I took it as literal error message originally but they just mean status
code by it.

While we're on the subject, what's the reason for disallowing a sample
size of zero? Seems like a reasonable edge case.

Yes that's a bug.

/* All blocks have been read, we're done */
if (sampler->doneblocks > sampler->nblocks ||
sampler->donetuples >= sampler->ntuples)
PG_RETURN_UINT32(InvalidBlockNumber);

Okay, I lied, I *am* going to complain about this comment. Comments that
do not accurately describe the code they're attached to are worse than
useless.

That's copy-pasto from the tsm_system_time.

In short, I'd do something more like

uint32 r;

/* Safety check to avoid infinite loop or zero result for small n. */
if (n <= 1)
return 1;

/*
* This should only take 2 or 3 iterations as the probability of 2 numbers
* being relatively prime is ~61%; but just in case, we'll include a
* CHECK_FOR_INTERRUPTS in the loop.
*/
do {
CHECK_FOR_INTERRUPTS();
r = (uint32) (sampler_random_fract(randstate) * n);
} while (r == 0 || gcd(r, n) > 1);

Note however that this coding would result in an unpredictable number
of iterations of the RNG, which might not be such a good thing if we're
trying to achieve repeatability. It doesn't matter in the context of
this module since the RNG is not used after initialization, but it would
matter if we then went on to do Bernoulli-style sampling. (Possibly that
could be dodged by reinitializing the RNG after the initialization steps.)

Bernoulli-style sampling does not need this kind of code so it's not
really an issue. That is unless you'd like to combine the linear probing
and bernoulli of course, but I don't see any benefit in doing that.

--
Petr Jelinek http://www.2ndQuadrant.com/
PostgreSQL Development, 24x7 Support, Training & Services

--
Sent via pgsql-hackers mailing list (pgsql-hackers@postgresql.org)
To make changes to your subscription:
http://www.postgresql.org/mailpref/pgsql-hackers

#15Petr Jelinek
petr@2ndquadrant.com
In reply to: Tom Lane (#5)
Re: TABLESAMPLE patch is really in pretty sad shape

On 2015-07-13 18:00, Tom Lane wrote:

And here's that. I do *not* claim that this is a complete list of design
issues with the patch, it's just things I happened to notice in the amount
of time I've spent so far (which is already way more than I wanted to
spend on TABLESAMPLE right now).

I'm not sure that we need an extensible sampling-method capability at all,
let alone that an API for that needs to be the primary focus of a patch.
Certainly the offered examples of extension modules aren't inspiring:
tsm_system_time is broken by design (more about that below) and nobody
would miss tsm_system_rows if it weren't there. What is far more
important is to get sampling capability into indexscans, and designing
an API ahead of time seems like mostly a distraction from that.

I'd think seriously about tossing the entire executor-stage part of the
patch, creating a stateless (history-independent) sampling filter that
just accepts or rejects TIDs, and sticking calls to that into all the
table scan node types. Once you had something like that working well
it might be worth considering whether to try to expose an API to
generalize it. But even then it's not clear that we really need any
more options than true-Bernoulli and block-level sampling.

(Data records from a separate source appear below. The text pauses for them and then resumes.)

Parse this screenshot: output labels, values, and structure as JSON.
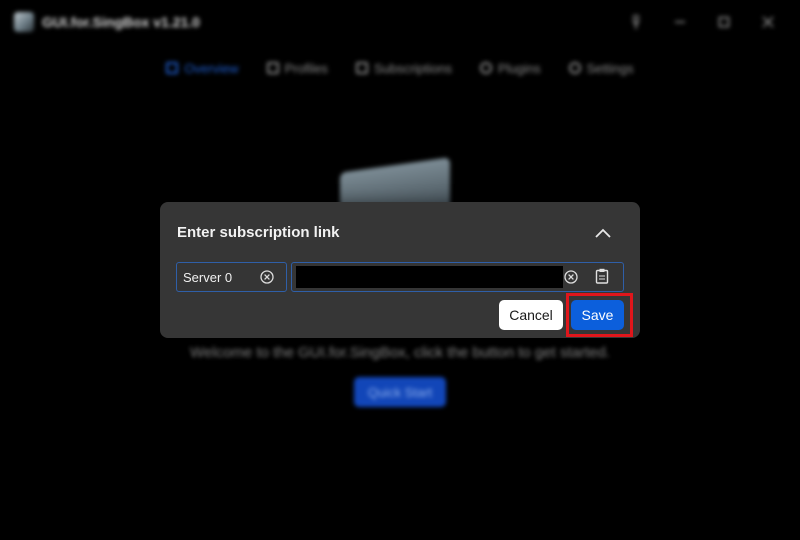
{
  "app": {
    "title": "GUI.for.SingBox v1.21.0",
    "window_controls": [
      "pin-icon",
      "minimize-icon",
      "maximize-icon",
      "close-icon"
    ]
  },
  "nav": {
    "items": [
      {
        "label": "Overview",
        "icon": "overview-icon",
        "active": true
      },
      {
        "label": "Profiles",
        "icon": "profiles-icon",
        "active": false
      },
      {
        "label": "Subscriptions",
        "icon": "subscriptions-icon",
        "active": false
      },
      {
        "label": "Plugins",
        "icon": "plugins-icon",
        "active": false
      },
      {
        "label": "Settings",
        "icon": "settings-icon",
        "active": false
      }
    ]
  },
  "main": {
    "welcome_text": "Welcome to the GUI.for.SingBox, click the button to get started.",
    "quick_start_label": "Quick Start"
  },
  "dialog": {
    "title": "Enter subscription link",
    "name_field": {
      "value": "Server 0"
    },
    "link_field": {
      "value": ""
    },
    "cancel_label": "Cancel",
    "save_label": "Save"
  },
  "colors": {
    "accent": "#0c5fdc",
    "highlight": "#e0161b",
    "dialog_bg": "#363636"
  }
}
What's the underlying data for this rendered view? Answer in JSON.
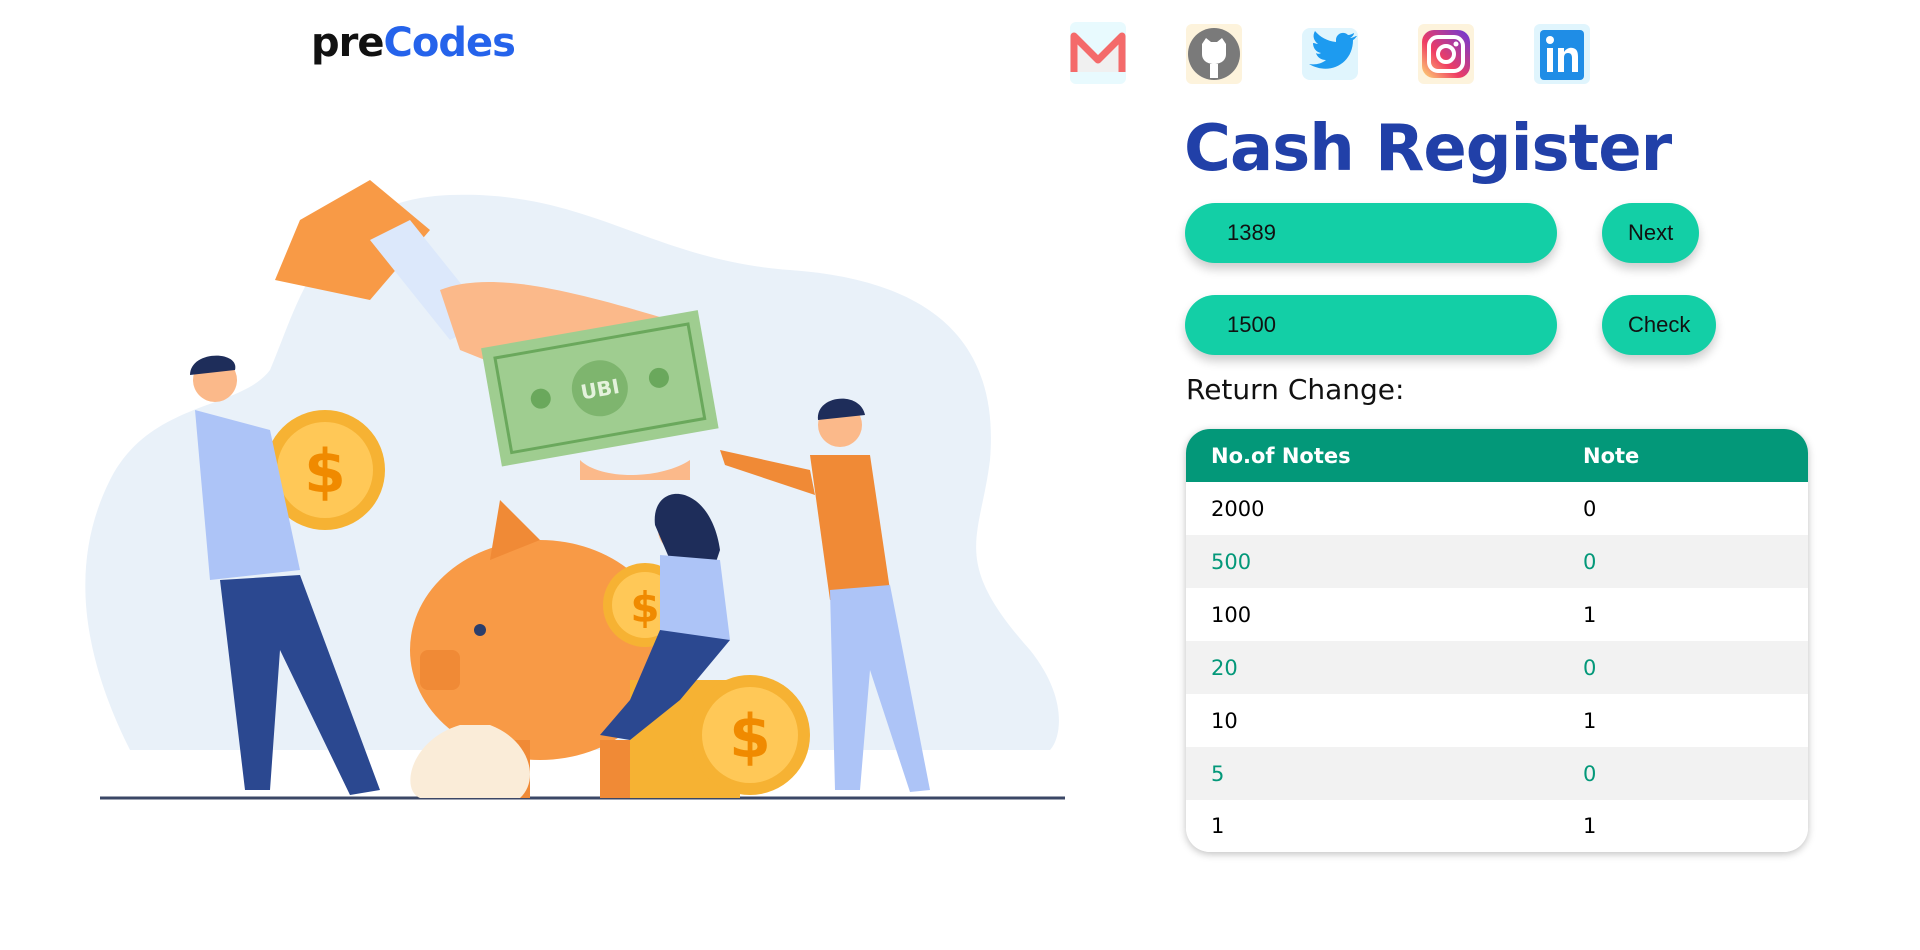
{
  "logo": {
    "part1": "pre",
    "part2": "Codes"
  },
  "social": [
    {
      "name": "gmail"
    },
    {
      "name": "github"
    },
    {
      "name": "twitter"
    },
    {
      "name": "instagram"
    },
    {
      "name": "linkedin"
    }
  ],
  "title": "Cash Register",
  "bill_input": {
    "value": "1389"
  },
  "next_label": "Next",
  "cash_input": {
    "value": "1500"
  },
  "check_label": "Check",
  "return_label": "Return Change:",
  "table": {
    "headers": [
      "No.of Notes",
      "Note"
    ],
    "rows": [
      [
        "2000",
        "0"
      ],
      [
        "500",
        "0"
      ],
      [
        "100",
        "1"
      ],
      [
        "20",
        "0"
      ],
      [
        "10",
        "1"
      ],
      [
        "5",
        "0"
      ],
      [
        "1",
        "1"
      ]
    ]
  },
  "illustration": {
    "bill_text": "UBI"
  },
  "colors": {
    "accent": "#13cfa6",
    "header": "#039879",
    "title": "#2140a8"
  }
}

I think this is not really API issue as much as opposite approach on
what to implement first. I prioritized in first iteration for the true
block sampling support as that's what I've been mostly asked for.

But my plan was to have at same later stage (9.6+) also ability to do
subquery scans etc. Basically new SamplingFilter executor node which
would pass the tuples to examinetuple() which would then decide what to
do with it. The selection between using nextblock/nexttuple and
examinetuple was supposed to be extension of the API where the sampling
method would say if it supports examinetuple or nextblock/nexttuple or
both. And eventually I wanted to rewrite bernoulli to just use the
examinetuple() on top of whatever scan once this additional support was
in. I think I explained this during the review stage.

The IBM paper I linked to in the other thread mentions that their
optimizer will sometimes choose to do Bernoulli sampling even if SYSTEM
was requested. Probably that happens when it decides to do a simple
indexscan, because then there's no advantage to trying to cluster the

Yeah it happens when there is an index which is used in WHERE clause and
has bigger selectivity than the percentage specified in the TABLESAMPLE
clause. This of course breaks one of the common use-case though:
SELECT count(*) * 100 FROM table TABLESAMPLE SYSTEM(1) WHERE foo = bar;

sampled rows.  But in the case of a bitmap scan, you could very easily do
either true Bernoulli or block-level sampling simply by adjusting the
rules about which bits you keep or clear in the bitmap (given that you
apply the filter between collection of the index bitmap and accessing the
heap, which seems natural).  The only case where a special scan type
really seems to be needed is if you want block-level sampling, the query
would otherwise use a seqscan, *and* the sampling percentage is pretty low
--- if you'd be reading every second or third block anyway, you're likely
better off with a plain seqscan so that the kernel sees sequential access
and does prefetching.  The current API doesn't seem to make it possible to
switch between seqscan and read-only-selected-blocks based on the sampling
percentage, but I think that could be an interesting optimization.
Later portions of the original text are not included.